В основном шла информация, что советские войска и войска других стран социалистического лагеря без ведома правительства Чехословакии, против его воли оккупировали страну. Выступали министры. Буквально вторым или третьим выступил тогдашний председатель Комитета чехословацкой кинематографии Полидняк, услышал я и своего знакомца Иржи Пеликана, который в 50-е годы возглавлял Международный союз студентов, а при Дубчеке ведал телевидением. Все осуждали оккупацию, выражали свой протест. Было объявлено тут же, что сегодня, вот сейчас, в эти часы состоится внеочередной съезд или пленум ЦК КПЧ.
Кстати, эта деталь подсказала, что, конечно, чехи и словаки готовились к сопротивлению. Взбунтовалась не отдельная группа диссидентов - из-под советского контроля выходила правящая партия, из-под контроля выходило государство. В Чехословакии понимали, что придется столкнуться с мерами жесткими, и поэтому, наверное, многое было подготовлено заранее.
Естественно, место проведения съезда не сообщалось, но все его участники о нем знали. Стали передавать обращения чешских и словацких обкомов, тоже резкие по тону. Единственной умиротворяющей каплей (ах, как хотелось все-таки умиротворения, как хотелось поверить, что все обойдется) показалось обращение Среднечешского обкома КПЧ: "В страну вошли союзные войска, просим соблюдать спокойствие". Но преобладали призывы жесткие, как этот, из Готвальдова: "Не выходите на улицу, пусть, когда оккупанты войдут в город, они застанут его мертвым".
В три часа ночи дикторы из Праги объявили, что передачи прекращаются. Мы сидели в тишине, переваривали услышанное. Конечно, были растеряны. И вдруг услышали гул. Выскочив на балкон, увидели, как низко, со всеми зажженными бортовыми огнями, волна за волной, со стороны Советского Союза на Прагу летят военные транспортные самолеты.
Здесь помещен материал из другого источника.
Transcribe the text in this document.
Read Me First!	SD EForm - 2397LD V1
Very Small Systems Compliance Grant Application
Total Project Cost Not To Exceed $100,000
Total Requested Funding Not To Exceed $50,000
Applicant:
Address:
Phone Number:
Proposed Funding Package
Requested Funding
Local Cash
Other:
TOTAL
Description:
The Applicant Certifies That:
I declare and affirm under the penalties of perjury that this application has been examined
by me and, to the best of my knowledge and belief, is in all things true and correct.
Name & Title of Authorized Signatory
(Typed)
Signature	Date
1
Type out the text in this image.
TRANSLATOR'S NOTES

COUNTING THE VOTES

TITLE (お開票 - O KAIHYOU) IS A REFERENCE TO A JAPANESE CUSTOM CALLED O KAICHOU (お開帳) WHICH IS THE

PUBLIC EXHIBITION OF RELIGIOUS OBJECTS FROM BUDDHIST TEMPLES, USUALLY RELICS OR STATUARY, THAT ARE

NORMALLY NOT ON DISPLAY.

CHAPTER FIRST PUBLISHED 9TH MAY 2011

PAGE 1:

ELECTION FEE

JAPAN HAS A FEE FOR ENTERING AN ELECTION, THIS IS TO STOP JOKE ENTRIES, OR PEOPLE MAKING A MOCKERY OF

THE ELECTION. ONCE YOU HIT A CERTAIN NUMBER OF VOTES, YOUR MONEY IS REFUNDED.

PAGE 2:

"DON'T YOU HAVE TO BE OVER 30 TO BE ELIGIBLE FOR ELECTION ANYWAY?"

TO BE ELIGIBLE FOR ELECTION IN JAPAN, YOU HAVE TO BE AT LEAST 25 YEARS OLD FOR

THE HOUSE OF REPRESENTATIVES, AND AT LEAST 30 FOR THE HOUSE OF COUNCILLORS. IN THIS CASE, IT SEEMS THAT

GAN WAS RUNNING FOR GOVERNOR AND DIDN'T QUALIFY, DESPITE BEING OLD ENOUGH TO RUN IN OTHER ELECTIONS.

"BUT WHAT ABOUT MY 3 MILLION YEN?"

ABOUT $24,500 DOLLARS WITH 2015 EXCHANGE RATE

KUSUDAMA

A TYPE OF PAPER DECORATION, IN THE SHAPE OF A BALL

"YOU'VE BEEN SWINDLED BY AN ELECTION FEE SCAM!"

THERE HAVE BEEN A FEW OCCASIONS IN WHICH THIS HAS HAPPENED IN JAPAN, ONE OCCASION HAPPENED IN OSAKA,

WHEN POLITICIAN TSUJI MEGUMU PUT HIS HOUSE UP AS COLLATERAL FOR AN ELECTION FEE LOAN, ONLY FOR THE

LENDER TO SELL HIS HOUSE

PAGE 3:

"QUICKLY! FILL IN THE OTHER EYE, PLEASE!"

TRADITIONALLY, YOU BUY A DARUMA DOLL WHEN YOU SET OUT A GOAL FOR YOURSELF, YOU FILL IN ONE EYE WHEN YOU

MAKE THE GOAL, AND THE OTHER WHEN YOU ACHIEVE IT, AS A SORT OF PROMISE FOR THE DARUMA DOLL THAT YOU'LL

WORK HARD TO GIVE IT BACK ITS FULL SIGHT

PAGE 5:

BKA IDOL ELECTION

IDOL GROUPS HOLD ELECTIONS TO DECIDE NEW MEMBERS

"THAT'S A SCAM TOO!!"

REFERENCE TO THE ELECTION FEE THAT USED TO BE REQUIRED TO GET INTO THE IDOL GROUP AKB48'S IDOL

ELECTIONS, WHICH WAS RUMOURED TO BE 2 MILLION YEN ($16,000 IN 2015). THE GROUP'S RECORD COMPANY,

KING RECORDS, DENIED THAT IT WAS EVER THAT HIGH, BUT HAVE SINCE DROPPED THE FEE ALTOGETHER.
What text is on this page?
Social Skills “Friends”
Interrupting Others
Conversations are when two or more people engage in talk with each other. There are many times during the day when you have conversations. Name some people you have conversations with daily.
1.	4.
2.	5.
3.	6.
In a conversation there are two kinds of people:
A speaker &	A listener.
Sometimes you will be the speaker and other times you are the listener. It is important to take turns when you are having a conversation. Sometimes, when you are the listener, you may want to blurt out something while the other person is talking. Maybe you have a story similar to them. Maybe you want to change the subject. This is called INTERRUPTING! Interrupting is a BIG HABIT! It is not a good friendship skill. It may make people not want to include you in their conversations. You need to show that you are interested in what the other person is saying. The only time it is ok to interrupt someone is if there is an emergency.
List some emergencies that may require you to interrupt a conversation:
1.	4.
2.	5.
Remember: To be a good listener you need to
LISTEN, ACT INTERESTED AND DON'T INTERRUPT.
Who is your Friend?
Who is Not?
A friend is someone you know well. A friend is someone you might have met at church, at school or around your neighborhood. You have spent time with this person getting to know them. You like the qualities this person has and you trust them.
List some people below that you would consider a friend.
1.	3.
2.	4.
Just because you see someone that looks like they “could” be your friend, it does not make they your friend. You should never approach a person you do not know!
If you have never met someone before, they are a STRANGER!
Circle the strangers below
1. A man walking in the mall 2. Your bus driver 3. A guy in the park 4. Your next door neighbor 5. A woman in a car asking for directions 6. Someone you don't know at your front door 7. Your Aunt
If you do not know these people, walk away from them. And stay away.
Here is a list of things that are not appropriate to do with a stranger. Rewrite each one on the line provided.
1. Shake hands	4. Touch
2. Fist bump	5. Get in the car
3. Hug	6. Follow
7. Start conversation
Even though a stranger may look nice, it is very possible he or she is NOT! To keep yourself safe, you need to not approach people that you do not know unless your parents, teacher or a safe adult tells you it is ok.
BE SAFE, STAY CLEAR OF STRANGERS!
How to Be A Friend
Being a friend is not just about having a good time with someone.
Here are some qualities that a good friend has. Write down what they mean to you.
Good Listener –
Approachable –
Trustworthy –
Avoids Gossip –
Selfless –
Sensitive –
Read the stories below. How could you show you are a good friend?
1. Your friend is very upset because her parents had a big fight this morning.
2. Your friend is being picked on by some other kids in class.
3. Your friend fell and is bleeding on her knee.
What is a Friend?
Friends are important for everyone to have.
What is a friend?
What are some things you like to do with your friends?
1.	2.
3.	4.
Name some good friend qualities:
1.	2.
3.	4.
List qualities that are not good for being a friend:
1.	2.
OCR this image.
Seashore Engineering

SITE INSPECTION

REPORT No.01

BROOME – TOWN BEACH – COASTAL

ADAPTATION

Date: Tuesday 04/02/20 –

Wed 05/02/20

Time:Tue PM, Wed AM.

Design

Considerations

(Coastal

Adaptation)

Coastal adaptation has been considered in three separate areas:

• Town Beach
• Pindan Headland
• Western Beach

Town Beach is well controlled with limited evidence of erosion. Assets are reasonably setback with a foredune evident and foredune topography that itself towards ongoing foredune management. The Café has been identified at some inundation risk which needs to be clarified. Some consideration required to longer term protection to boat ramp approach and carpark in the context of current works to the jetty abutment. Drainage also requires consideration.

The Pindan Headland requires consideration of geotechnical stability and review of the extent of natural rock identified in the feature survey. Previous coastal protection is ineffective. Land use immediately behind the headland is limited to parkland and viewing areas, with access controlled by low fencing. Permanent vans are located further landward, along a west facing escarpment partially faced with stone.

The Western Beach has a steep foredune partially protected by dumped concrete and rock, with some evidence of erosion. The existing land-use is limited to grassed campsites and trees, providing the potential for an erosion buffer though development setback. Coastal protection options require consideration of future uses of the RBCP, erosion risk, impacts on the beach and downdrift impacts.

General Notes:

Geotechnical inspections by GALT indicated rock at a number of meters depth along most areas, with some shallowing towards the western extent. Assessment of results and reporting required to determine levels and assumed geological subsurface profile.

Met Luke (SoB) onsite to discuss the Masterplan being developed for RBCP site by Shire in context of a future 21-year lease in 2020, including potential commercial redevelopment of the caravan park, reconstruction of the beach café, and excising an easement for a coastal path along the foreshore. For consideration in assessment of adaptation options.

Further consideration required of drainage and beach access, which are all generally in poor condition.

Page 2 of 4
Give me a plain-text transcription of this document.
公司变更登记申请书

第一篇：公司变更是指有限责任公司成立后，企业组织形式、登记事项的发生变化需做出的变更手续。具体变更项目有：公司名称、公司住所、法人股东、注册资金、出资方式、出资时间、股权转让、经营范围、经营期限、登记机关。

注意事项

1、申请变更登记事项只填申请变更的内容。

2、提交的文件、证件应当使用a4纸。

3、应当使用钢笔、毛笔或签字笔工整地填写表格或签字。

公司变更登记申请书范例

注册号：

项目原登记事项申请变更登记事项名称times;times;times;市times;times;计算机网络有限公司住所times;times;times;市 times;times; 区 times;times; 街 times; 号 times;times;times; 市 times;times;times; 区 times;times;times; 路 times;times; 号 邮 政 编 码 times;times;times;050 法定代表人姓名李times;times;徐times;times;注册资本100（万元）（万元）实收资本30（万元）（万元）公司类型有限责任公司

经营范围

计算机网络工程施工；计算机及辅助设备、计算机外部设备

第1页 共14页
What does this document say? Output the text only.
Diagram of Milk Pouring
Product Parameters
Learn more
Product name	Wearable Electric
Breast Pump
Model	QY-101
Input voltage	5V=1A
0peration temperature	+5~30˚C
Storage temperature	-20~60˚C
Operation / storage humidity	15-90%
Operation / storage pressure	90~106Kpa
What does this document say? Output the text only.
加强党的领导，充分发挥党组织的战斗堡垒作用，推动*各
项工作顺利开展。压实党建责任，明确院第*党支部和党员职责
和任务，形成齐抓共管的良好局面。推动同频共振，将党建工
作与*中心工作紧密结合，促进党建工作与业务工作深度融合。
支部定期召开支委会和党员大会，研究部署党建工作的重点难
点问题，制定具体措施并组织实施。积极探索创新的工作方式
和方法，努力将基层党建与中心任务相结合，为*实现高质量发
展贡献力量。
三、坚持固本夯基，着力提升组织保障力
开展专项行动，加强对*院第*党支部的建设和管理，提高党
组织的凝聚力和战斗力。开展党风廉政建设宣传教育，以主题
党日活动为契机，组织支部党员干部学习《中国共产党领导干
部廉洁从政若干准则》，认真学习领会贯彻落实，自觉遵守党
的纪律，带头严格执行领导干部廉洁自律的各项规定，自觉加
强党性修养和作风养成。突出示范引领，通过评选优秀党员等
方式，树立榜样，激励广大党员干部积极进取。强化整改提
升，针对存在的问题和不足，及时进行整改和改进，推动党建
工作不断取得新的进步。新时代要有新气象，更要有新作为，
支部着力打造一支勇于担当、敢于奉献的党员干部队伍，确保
Это был тот самый знаменитый десант на аэродром Рузина. Вот тогда мы почувствовали: началось. До этого мысли - где оккупация? где нарушили? - а тут вот они, летят над нами. Как быть, что делать? Кто-то горько пошутил: "Ну, ребята, ведь в конце концов придут наши, что-нибудь сделают с нами".
Среди нас был наш давний друг Паша Транчик, словак из Братиславы. Он учился во ВГИКе, был одним из студентов Ильи Вениаминовича Вайсфельда, очень дружил с нашим драматургом Женей Митько, приезжал как журналист, потом как сотрудник телевидения на несколько Московских кинофестивалей. Естественно, участвовал он и в этом семинаре. Он был с нами в ночь вторжения, что очень важно, кстати. Был расстроен, подавлен, говорил об утраченных надеждах, о коварстве СССР. Я успокаивал: "Паша, ну, смотри, в конце концов, ведь еще три дня назад приехала из Москвы кинематографическая делегация, значит, никто специально не рассчитывал посылать своих вот в эту кашу". Вообще он в те дни был резок на язык (другое дело, как он себя вел), злился: "Ты не понимаешь, ты дурак. Всегда бывает так, до последнего момента делают вид, будто бы ничего не происходит, посылают разные делегации, проводят разные мероприятия. Подумай, что вы четверо значите для этой машины".